As you go about planning your marketing strategy for your business, here are some ways you can use digital and traditional marketing to complement or even synergize each other.
An essential part of creating awareness for your brand, or an event where you’re prominently featured, is writing and publishing content. This can range from storytelling – showcasing the origins of your company or product – to technical and informative pieces.
The great thing about written content is that it can be easily adapted and optimized to work within both traditional and digital marketing strategies. Articles can be run in newspapers, and other print publications whose advertising space rates have gone down in recent years, giving you considerable print space and access to a largely offline demographic. Those same articles can be edited for online posting and drive traffic to your website, improving its search engine ranking and bringing in more leads. Hiring an expert SEO company can maximize your return on investment (ROI) in this area.

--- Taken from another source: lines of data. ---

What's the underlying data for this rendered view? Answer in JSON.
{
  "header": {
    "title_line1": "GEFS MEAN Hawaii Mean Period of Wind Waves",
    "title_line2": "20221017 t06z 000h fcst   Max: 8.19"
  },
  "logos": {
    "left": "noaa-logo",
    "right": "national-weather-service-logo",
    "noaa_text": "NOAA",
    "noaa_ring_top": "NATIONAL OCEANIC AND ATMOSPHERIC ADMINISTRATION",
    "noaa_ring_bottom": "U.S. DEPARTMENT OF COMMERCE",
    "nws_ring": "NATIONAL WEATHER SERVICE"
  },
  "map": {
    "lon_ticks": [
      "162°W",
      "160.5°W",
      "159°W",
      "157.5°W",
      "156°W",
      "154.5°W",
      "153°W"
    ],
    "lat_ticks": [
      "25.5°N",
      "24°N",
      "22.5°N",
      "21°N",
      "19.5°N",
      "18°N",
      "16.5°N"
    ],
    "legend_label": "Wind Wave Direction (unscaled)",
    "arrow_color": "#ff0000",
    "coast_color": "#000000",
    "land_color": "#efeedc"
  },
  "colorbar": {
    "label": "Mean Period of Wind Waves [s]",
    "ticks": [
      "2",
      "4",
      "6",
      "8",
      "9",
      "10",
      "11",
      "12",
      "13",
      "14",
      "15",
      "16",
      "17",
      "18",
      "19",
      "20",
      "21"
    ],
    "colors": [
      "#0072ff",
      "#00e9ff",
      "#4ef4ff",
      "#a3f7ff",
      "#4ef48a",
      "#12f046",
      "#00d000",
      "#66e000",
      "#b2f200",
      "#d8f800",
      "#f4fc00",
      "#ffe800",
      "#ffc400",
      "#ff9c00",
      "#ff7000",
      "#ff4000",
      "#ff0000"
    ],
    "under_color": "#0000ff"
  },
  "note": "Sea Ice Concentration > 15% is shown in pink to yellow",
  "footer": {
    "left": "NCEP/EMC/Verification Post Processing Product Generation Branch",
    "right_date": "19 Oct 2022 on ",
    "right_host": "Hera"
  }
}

Many magazines have struggled to stay in print over the years, and some have gone at least partly online – again, to reach the ever-expanding digital audience. However, the surviving publications continue to thrive by cornering their respective niche audiences. Magazines targeting hobbies or lifestyle, such as luxury automobiles, present an opportunity for your business to gain exposure across a specific readership that might not otherwise be engaged online.

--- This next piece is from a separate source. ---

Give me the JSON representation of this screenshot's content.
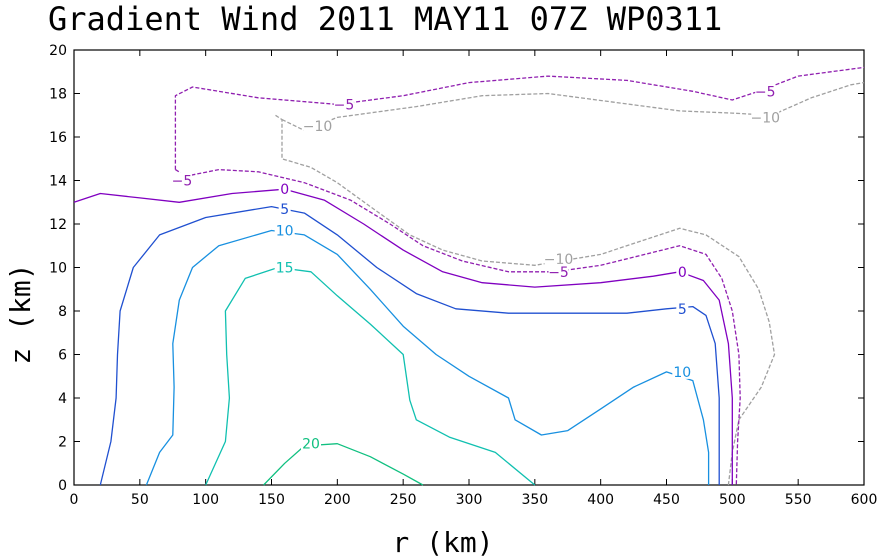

If you’re working on your digital marketing strategy, one essential consideration is geotargeting. Most small-to-medium-sized enterprises (SMEs) don’t have a global reach, and unfocused digital marketing efforts result in wasted clicks from consumers that wouldn’t ever convert. By geotargeting, you narrow down your relevance to areas you serve, leading to better conversion rates and overall efficient ROI.
Given the number of consumers who are ‘cutting the cord’ and opting out of traditional cable subscriptions, the reach of TV advertising isn’t the same as before – and prices are down. Still, a lot of people continue to watch certain shows. You can turn this into an opportunity by taking out ads that hit your target location – for example, during broadcasts of a local sports team.

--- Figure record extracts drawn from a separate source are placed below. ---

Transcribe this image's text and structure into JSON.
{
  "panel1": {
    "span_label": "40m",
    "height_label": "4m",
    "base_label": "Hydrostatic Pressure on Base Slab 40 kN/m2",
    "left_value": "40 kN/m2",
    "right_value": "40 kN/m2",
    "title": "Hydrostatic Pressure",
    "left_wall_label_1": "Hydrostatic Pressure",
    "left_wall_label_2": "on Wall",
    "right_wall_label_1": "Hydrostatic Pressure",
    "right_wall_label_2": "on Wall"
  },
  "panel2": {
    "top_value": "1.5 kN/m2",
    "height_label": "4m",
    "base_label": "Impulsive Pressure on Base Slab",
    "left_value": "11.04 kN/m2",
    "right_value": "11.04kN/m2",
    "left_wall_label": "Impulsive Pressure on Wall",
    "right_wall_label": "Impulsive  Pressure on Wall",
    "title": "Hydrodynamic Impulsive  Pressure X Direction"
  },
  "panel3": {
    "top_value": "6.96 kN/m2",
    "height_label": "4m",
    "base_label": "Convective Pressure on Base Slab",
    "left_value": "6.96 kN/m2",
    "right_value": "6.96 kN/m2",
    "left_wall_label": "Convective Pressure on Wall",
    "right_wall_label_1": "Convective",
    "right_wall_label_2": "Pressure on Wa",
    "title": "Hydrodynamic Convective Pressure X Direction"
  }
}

One area of overlap between both marketing strategies is in their use of media, such as video. You can produce videos for your website’s homepage and individual product details, and these can be repurposed for use in your social media accounts, or short TV ads.
You may have heard of the Pareto principle in business: 20 percent of your input accounts for 80 percent of your results. The numbers aren’t exact; they don’t need to be, and the concept can be applied to various situations. It’s up to you to figure out whether it’s worth the extra effort to reach that additional 20 percent of results – and how you go about it. If you want to go all-in on social media marketing, for example, pay heed to the warning of Pepsi. Clearly, at this point, the extra reach provided by traditional marketing might be small, but it can still make an important difference in your company’s success.